Italia, Mondiali ancora possibili? Il caso Iran tiene aperto uno spiraglio e spunta l’ipotesi super playoff… la situazione

Se l’Iran rinunciasse al torneo, sul tavolo ci sarebbe anche uno spareggio extra tra quattro escluse

L’Italia spera ancora. Più che una strada concreta, al momento è una possibilità teorica che resta appesa alla questione Iran. Dopo la sconfitta contro la Bosnia nella finale degli spareggi europei, gli Azzurri non hanno più margine sul campo. L’unico spiraglio passa da quello che potrebbe accadere da qui al 30 aprile, data in cui la FIFA dovrebbe pronunciarsi sulla posizione del Team Melli.

La partecipazione dell’Iran al Mondiale 2026 è in bilico a causa della guerra con gli Stati Uniti, che ospiteranno la rassegna insieme a Canada e Messico. Se la FIFA dovesse arrivare all’esclusione o prendere atto di un forfait, entrerebbe in gioco il regolamento. In base all’articolo 6.7, il massimo organismo calcistico internazionale può scegliere il sostituto “a propria esclusiva discrezione”. Ed è proprio qui che l’Italia continua a guardare, forte del dodicesimo posto nel ranking.

Dopo il no alla possibilità di disputare le partite del girone in Messico, l’Iran ha però avanzato una nuova richiesta. La partecipazione, ha fatto sapere Teheran, “dipenderà dalla garanzia della sicurezza dei suoi atleti, mentre la decisione finale sulla partecipazione o meno ai Mondiali spetta al governo iraniano”. L’obiettivo è ottenere misure di sicurezza molto rigide per tutta la permanenza della delegazione negli Stati Uniti, dentro e fuori dagli stadi.

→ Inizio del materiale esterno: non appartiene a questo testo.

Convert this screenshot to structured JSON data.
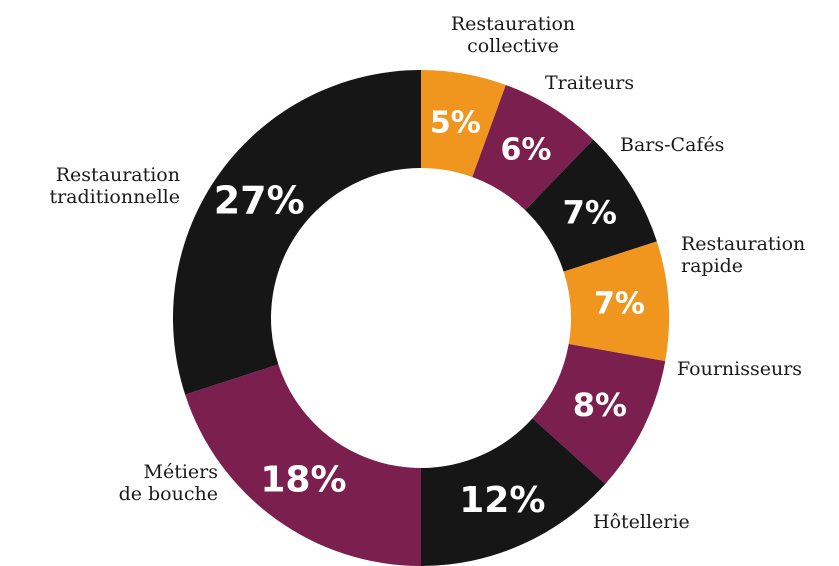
{
  "chart_data": {
    "type": "pie",
    "style": "donut",
    "title": "",
    "unit": "%",
    "start_category": "Restauration collective",
    "direction": "clockwise",
    "colors": {
      "orange": "#f0951e",
      "plum": "#7a1f4e",
      "black": "#161616",
      "text": "#1a1a1a"
    },
    "slices": [
      {
        "label": "Restauration collective",
        "value": 5,
        "display": "5%",
        "color": "#f0951e"
      },
      {
        "label": "Traiteurs",
        "value": 6,
        "display": "6%",
        "color": "#7a1f4e"
      },
      {
        "label": "Bars-Cafés",
        "value": 7,
        "display": "7%",
        "color": "#161616"
      },
      {
        "label": "Restauration rapide",
        "value": 7,
        "display": "7%",
        "color": "#f0951e"
      },
      {
        "label": "Fournisseurs",
        "value": 8,
        "display": "8%",
        "color": "#7a1f4e"
      },
      {
        "label": "Hôtellerie",
        "value": 12,
        "display": "12%",
        "color": "#161616"
      },
      {
        "label": "Métiers de bouche",
        "value": 18,
        "display": "18%",
        "color": "#7a1f4e"
      },
      {
        "label": "Restauration traditionnelle",
        "value": 27,
        "display": "27%",
        "color": "#161616"
      }
    ],
    "label_lines": [
      [
        "Restauration",
        "collective"
      ],
      [
        "Traiteurs"
      ],
      [
        "Bars-Cafés"
      ],
      [
        "Restauration",
        "rapide"
      ],
      [
        "Fournisseurs"
      ],
      [
        "Hôtellerie"
      ],
      [
        "Métiers",
        "de bouche"
      ],
      [
        "Restauration",
        "traditionnelle"
      ]
    ]
  }
}
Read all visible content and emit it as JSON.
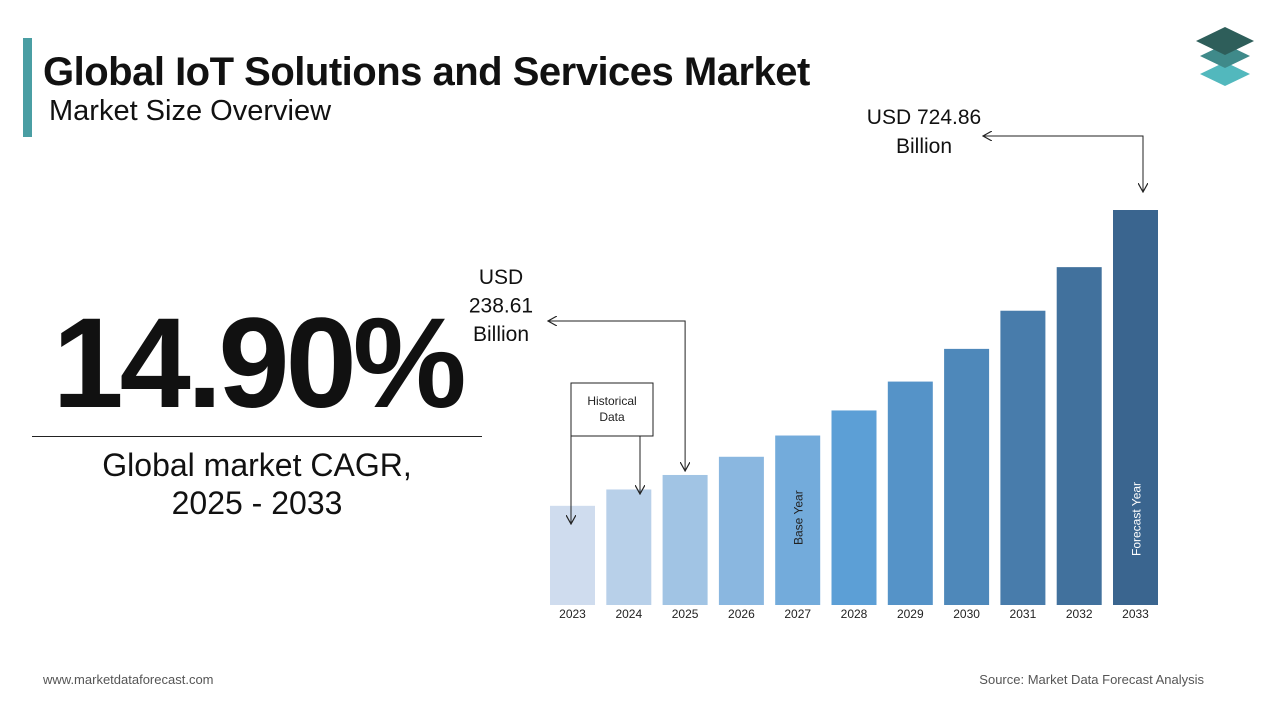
{
  "header": {
    "title": "Global IoT Solutions and Services Market",
    "subtitle": "Market Size Overview"
  },
  "cagr": {
    "value": "14.90%",
    "label_line1": "Global market CAGR,",
    "label_line2": "2025 - 2033"
  },
  "colors": {
    "accent": "#4a9ea3",
    "bar_start": "#cfdcee",
    "bar_mid": "#5c9fd6",
    "bar_end": "#3a658f"
  },
  "chart_data": {
    "type": "bar",
    "categories": [
      "2023",
      "2024",
      "2025",
      "2026",
      "2027",
      "2028",
      "2029",
      "2030",
      "2031",
      "2032",
      "2033"
    ],
    "values": [
      182,
      212,
      238.61,
      272,
      311,
      357,
      410,
      470,
      540,
      620,
      724.86
    ],
    "ylim": [
      0,
      800
    ],
    "annotations": {
      "historical": "Historical Data",
      "base_year": "Base Year",
      "forecast_year": "Forecast Year",
      "value_2025": [
        "USD",
        "238.61",
        "Billion"
      ],
      "value_2033": [
        "USD 724.86",
        "Billion"
      ]
    }
  },
  "footer": {
    "website": "www.marketdataforecast.com",
    "source": "Source: Market Data Forecast Analysis"
  }
}
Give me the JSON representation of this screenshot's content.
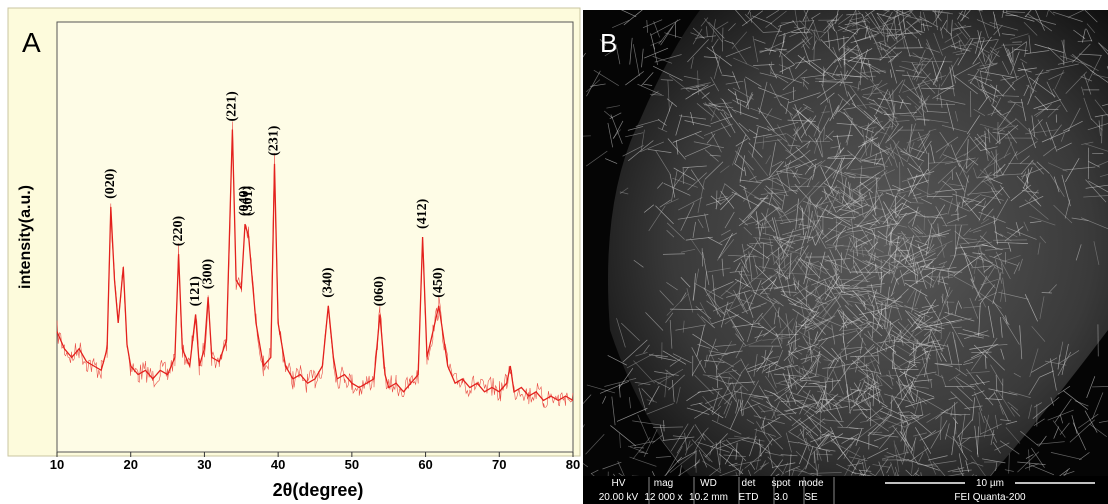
{
  "chart_data": {
    "type": "line",
    "panel_label": "A",
    "x_label": "2θ(degree)",
    "y_label": "intensity(a.u.)",
    "color": "#e3211d",
    "xlim": [
      10,
      80
    ],
    "xticks": [
      10,
      20,
      30,
      40,
      50,
      60,
      70,
      80
    ],
    "ylim": [
      0,
      100
    ],
    "x": [
      10,
      11,
      12,
      13,
      14,
      15,
      16,
      16.8,
      17.3,
      17.8,
      18.3,
      19,
      19.5,
      20,
      21,
      22,
      23,
      24,
      25,
      26,
      26.5,
      27,
      28,
      28.8,
      29.3,
      30,
      30.5,
      31,
      32,
      33,
      33.8,
      34.3,
      35,
      35.5,
      36,
      36.5,
      37,
      38,
      39,
      39.5,
      40,
      41,
      42,
      43,
      44,
      45,
      46,
      46.8,
      47.5,
      48,
      49,
      50,
      51,
      52,
      53,
      53.8,
      54.5,
      55,
      56,
      57,
      58,
      59,
      59.6,
      60.2,
      61,
      61.8,
      62.5,
      63,
      64,
      65,
      66,
      67,
      68,
      69,
      70,
      71,
      71.5,
      72,
      73,
      74,
      75,
      76,
      77,
      78,
      79,
      80
    ],
    "values": [
      28,
      24,
      22,
      24,
      21,
      20,
      19,
      24,
      57,
      40,
      30,
      43,
      25,
      20,
      18,
      19,
      17,
      19,
      18,
      22,
      46,
      24,
      20,
      32,
      20,
      24,
      36,
      22,
      21,
      26,
      75,
      40,
      38,
      53,
      50,
      40,
      30,
      20,
      22,
      67,
      30,
      20,
      17,
      18,
      16,
      17,
      20,
      34,
      22,
      17,
      18,
      16,
      15,
      16,
      17,
      32,
      18,
      15,
      16,
      14,
      16,
      18,
      50,
      22,
      28,
      34,
      26,
      20,
      16,
      17,
      15,
      16,
      14,
      15,
      14,
      16,
      20,
      14,
      15,
      13,
      14,
      12,
      13,
      12,
      13,
      12
    ],
    "annotations": [
      {
        "text": "(020)",
        "x": 17.3
      },
      {
        "text": "(220)",
        "x": 26.5
      },
      {
        "text": "(121)",
        "x": 28.8
      },
      {
        "text": "(300)",
        "x": 30.5
      },
      {
        "text": "(221)",
        "x": 33.8
      },
      {
        "text": "(040)",
        "x": 35.5
      },
      {
        "text": "(301)",
        "x": 36
      },
      {
        "text": "(231)",
        "x": 39.5
      },
      {
        "text": "(340)",
        "x": 46.8
      },
      {
        "text": "(060)",
        "x": 53.8
      },
      {
        "text": "(412)",
        "x": 59.6
      },
      {
        "text": "(450)",
        "x": 61.8
      }
    ]
  },
  "image_panel": {
    "panel_label": "B",
    "info_headers": [
      "HV",
      "mag",
      "WD",
      "det",
      "spot",
      "mode"
    ],
    "info_values": [
      "20.00 kV",
      "12 000 x",
      "10.2 mm",
      "ETD",
      "3.0",
      "SE"
    ],
    "scale_bar": "10 µm",
    "instrument": "FEI  Quanta-200"
  }
}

Il calendario del Mondiale 2026 prevede che l’Iran giochi le tre partite della fase a gironi tra Los Angeles e Seattle, nel gruppo G con Belgio, Nuova Zelanda ed Egitto. Se però quella casella dovesse liberarsi davvero, la soluzione più probabile resterebbe un rimpiazzo dall’Asia. Il nome che circola è quello degli Emirati Arabi Uniti, eliminati dall’Iraq nel percorso verso la fase finale. L’Iraq, invece, non rientrerebbe in questo scenario perché ha già staccato il pass qualificandosi attraverso il playoff contro la Bolivia.

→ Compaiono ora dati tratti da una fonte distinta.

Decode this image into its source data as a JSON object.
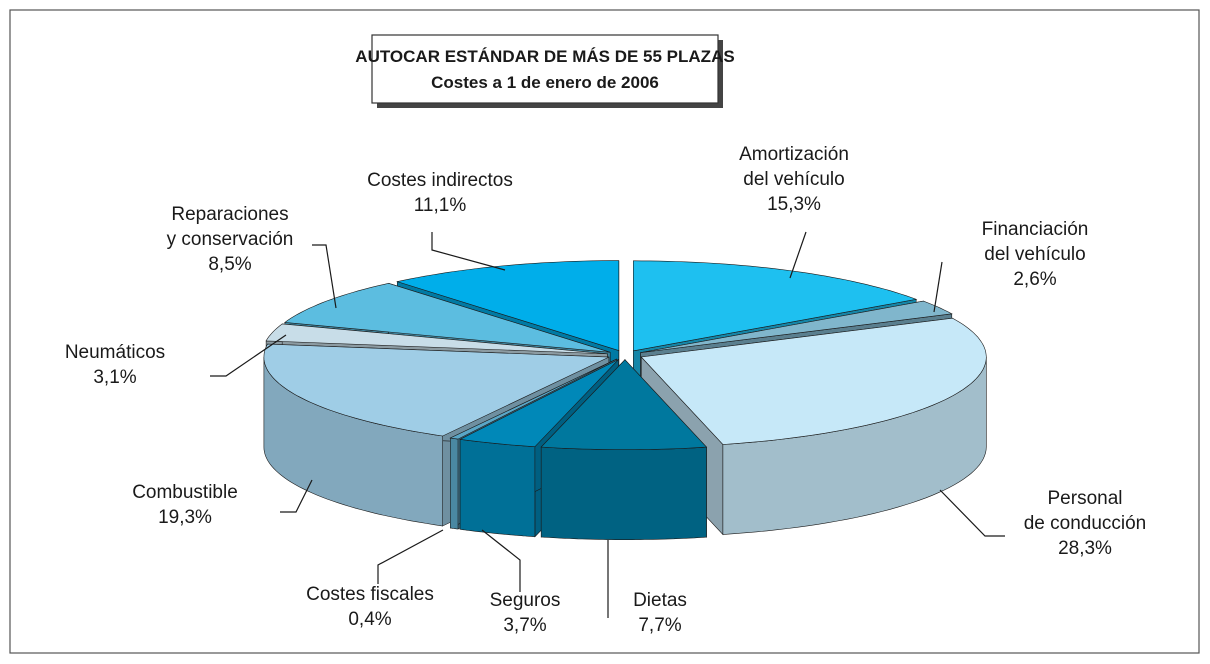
{
  "chart_data": {
    "type": "pie3d",
    "title": "AUTOCAR ESTÁNDAR DE MÁS DE 55 PLAZAS",
    "subtitle": "Costes a 1 de enero de 2006",
    "categories": [
      "Amortización del vehículo",
      "Financiación del vehículo",
      "Personal de conducción",
      "Dietas",
      "Seguros",
      "Costes fiscales",
      "Combustible",
      "Neumáticos",
      "Reparaciones y conservación",
      "Costes indirectos"
    ],
    "values": [
      15.3,
      2.6,
      28.3,
      7.7,
      3.7,
      0.4,
      19.3,
      3.1,
      8.5,
      11.1
    ],
    "value_labels": [
      "15,3%",
      "2,6%",
      "28,3%",
      "7,7%",
      "3,7%",
      "0,4%",
      "19,3%",
      "3,1%",
      "8,5%",
      "11,1%"
    ],
    "colors": [
      "#1ec0f0",
      "#80b6cc",
      "#c6e8f8",
      "#00789e",
      "#0088b8",
      "#5aa6c6",
      "#9fcde6",
      "#c8dde8",
      "#5cbde0",
      "#00aeea"
    ]
  }
}
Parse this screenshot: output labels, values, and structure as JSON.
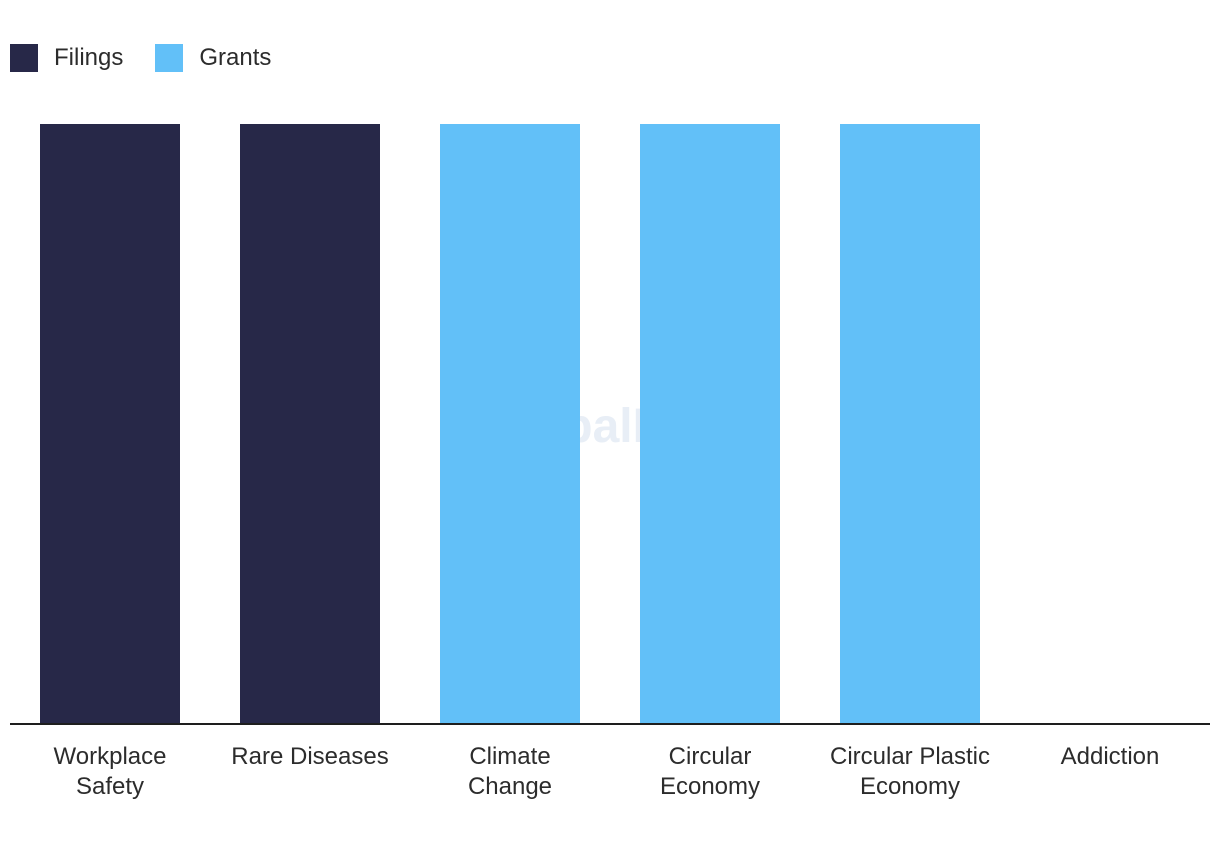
{
  "watermark": "GlobalData",
  "chart_data": {
    "type": "bar",
    "categories": [
      [
        "Workplace",
        "Safety"
      ],
      [
        "Rare Diseases"
      ],
      [
        "Climate",
        "Change"
      ],
      [
        "Circular",
        "Economy"
      ],
      [
        "Circular Plastic",
        "Economy"
      ],
      [
        "Addiction"
      ]
    ],
    "series": [
      {
        "name": "Filings",
        "color": "#272848",
        "values": [
          1,
          1,
          0,
          0,
          0,
          0
        ]
      },
      {
        "name": "Grants",
        "color": "#62c0f8",
        "values": [
          0,
          0,
          1,
          1,
          1,
          0
        ]
      }
    ],
    "ylim": [
      0,
      1
    ],
    "grid": false,
    "legend_position": "top-left"
  }
}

C’è poi l’ipotesi che alimenta la suggestione italiana. Secondo lo scenario emerso nelle ultime ore, la FIFA starebbe valutando anche un super playoff intercontinentale tra quattro nazionali rimaste fuori dal Mondiale. Una formula da giocare a ridosso della competizione, magari direttamente negli Stati Uniti. In questo quadro l’Italia rientrerebbe come nazionale europea con il ranking più alto tra quelle escluse. Insieme agli Azzurri ci sarebbe anche la Danimarca, ventesima nella classifica generale, oltre a due selezioni asiatiche.

La formula immaginata sarebbe semplice: due semifinali e una finale secca per assegnare l’ultimo posto disponibile. È uno scenario complesso, ma non del tutto fuori logica se si guarda al precedente richiamato dal pezzo. Nella prima edizione del nuovo Mondiale per Club, giocata negli Stati Uniti, l’esclusione del León per il nodo multiproprietà portò infatti a uno spareggio tra Club America e Los Angeles FC.

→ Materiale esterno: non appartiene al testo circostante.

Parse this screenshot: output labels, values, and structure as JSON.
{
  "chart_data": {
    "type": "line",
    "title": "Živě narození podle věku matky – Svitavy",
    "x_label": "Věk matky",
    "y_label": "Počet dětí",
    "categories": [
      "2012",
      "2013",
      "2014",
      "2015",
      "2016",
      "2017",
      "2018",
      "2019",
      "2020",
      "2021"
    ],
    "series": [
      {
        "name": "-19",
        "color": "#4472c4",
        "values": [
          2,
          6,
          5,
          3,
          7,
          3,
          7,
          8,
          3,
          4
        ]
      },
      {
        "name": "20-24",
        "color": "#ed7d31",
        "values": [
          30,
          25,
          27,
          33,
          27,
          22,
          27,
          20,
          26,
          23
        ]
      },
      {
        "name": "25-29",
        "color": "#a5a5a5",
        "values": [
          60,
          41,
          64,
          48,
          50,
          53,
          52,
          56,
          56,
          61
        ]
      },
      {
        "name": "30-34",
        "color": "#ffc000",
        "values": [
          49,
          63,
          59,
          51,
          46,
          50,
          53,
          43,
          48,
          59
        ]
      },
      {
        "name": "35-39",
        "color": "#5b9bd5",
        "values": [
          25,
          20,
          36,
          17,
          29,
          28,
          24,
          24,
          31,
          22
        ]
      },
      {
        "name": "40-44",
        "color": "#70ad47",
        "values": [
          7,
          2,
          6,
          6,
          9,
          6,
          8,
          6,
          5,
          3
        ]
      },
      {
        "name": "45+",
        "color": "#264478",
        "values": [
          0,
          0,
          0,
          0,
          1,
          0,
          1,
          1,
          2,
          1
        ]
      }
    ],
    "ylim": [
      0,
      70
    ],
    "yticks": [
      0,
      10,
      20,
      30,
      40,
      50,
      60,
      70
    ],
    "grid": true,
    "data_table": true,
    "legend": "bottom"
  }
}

A decidere, in caso di rinuncia dell’Iran, sarebbe una commissione competente chiamata a valutare come riempire il vuoto nel gruppo G. Il regolamento chiarisce che la scelta spetta al Consiglio FIFA o al comitato incaricato. Il Consiglio FIFA è composto da 37 membri: un presidente, eletto dal Congresso FIFA, otto vicepresidenti e altri 28 membri eletti tra le federazioni affiliate. È lì che si giocherebbe l’ultima partita fuori dal campo che l’Italia continua a osservare.